En esos días ellos sólo conocían o podían dar cuenta del pasto en
aquella plaza. Él apenas registraba otra cosa que a ella, ni siquiera a la
comparsa que se la pasaba ensayando en esa isla verdosa dentro de la ciudad.
Ella tampoco registraba otra cosa: sólo estaba concentrada en él para decirle
algo que no le salía.
En los auriculares de él sonaba Sigurd rós. Entre ellos solía
haber silencio, echados en una siesta al sol de plaza poco arbolada. Hasta que
llegó la nena que saltaba con la soga.
Martín lo advirtió cuando la soga se le enganchó en el pie,
que tenía extendido al final de la pierna y sobre la raíz de un árbol. Victoria
siguió el sobresalto de él y avistó a la nena.

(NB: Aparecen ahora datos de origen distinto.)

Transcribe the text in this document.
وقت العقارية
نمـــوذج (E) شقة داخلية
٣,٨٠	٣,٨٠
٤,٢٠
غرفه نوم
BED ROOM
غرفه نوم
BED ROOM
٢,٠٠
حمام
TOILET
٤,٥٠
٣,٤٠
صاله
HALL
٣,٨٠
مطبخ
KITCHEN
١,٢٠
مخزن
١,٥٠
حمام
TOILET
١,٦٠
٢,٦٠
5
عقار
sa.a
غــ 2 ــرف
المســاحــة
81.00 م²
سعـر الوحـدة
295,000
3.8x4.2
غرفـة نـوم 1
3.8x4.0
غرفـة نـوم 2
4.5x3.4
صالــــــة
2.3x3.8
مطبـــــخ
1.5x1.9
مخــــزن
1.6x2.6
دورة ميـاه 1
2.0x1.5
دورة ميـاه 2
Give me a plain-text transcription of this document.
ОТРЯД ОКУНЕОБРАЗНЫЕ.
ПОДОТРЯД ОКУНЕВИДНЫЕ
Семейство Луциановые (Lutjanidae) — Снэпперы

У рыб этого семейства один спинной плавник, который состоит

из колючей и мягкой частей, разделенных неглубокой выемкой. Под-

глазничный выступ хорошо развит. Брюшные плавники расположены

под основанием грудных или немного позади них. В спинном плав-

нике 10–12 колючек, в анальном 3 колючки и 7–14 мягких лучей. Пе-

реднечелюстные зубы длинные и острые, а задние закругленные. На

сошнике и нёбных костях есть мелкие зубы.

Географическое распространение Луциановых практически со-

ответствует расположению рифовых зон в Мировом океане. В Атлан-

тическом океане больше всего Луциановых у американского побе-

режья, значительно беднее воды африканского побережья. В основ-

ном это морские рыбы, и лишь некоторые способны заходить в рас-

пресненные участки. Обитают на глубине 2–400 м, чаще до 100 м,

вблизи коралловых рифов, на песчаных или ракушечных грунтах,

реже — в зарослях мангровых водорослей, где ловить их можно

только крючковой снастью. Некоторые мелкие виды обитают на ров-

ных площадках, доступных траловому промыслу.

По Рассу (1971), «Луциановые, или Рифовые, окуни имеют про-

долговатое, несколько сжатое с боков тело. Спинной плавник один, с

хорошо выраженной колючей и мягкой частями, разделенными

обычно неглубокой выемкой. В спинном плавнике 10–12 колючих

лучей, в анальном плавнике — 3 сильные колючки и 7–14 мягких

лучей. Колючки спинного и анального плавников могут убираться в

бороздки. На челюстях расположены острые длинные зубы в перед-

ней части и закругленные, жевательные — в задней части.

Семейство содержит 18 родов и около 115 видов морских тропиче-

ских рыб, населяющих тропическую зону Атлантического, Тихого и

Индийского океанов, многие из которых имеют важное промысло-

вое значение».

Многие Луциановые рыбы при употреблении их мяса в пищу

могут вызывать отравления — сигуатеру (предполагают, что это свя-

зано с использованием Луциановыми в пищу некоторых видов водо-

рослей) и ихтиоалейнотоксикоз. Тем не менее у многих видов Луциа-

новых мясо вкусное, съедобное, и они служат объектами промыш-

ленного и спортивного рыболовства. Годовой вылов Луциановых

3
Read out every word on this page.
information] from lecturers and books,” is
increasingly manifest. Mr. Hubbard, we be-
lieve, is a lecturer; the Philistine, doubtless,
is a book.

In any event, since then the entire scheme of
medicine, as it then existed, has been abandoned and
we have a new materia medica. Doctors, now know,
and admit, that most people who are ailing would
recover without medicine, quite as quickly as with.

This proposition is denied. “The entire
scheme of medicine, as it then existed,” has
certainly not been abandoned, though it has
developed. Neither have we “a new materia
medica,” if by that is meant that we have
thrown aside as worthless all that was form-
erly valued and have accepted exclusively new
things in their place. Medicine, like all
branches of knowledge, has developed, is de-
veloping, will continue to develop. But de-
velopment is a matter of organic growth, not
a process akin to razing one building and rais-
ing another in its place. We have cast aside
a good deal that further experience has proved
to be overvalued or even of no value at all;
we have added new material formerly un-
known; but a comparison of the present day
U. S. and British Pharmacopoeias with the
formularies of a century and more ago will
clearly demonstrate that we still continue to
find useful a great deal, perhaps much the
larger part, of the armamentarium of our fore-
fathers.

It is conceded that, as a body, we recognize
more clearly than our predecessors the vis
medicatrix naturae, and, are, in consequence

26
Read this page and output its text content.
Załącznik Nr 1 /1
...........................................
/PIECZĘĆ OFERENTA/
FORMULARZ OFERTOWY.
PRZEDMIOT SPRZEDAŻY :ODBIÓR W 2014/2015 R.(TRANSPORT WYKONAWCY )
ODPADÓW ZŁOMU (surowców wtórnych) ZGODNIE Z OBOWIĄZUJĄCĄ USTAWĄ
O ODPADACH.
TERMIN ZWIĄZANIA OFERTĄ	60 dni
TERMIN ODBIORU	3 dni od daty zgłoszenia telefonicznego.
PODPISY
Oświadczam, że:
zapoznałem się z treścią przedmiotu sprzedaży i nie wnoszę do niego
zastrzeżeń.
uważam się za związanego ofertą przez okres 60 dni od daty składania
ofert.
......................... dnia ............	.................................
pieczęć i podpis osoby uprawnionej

–¿Por qué están durmiendo en el pasto? ¿No tienen casa?–
preguntó salteándose preámbulos al ritmo de la curiosidad.
Ellos se desengancharon de su abrazo dormido y, al
desperezarse, se miraron para ver qué contestaban. Él tomó la delantera con el
sopor malaonda que solía presentar cuando lo despertaban.
–Sí, sí tenemos. ¿Y vos por qué jugás a saltar la soga en la plaza solita? ¿No
tenés casa?– y se sacó una hoja marrón que le había caído en la panza mientras
dormía. Victoria no lo miró tirar su veneno, como siempre que lo hacía. Escondió los ojos en las hojas.
La nena lo miró fijo, pero no tenía expresión; sólo tenía
unos 8 años. Pero levantó un dedo acusador que martilló la sentencia: les dijo
que no iban a durar mucho juntos. La nena se fue por donde vino; por allí había
un músico que dejaba descansar unas notas de saxofón sobre la gramilla.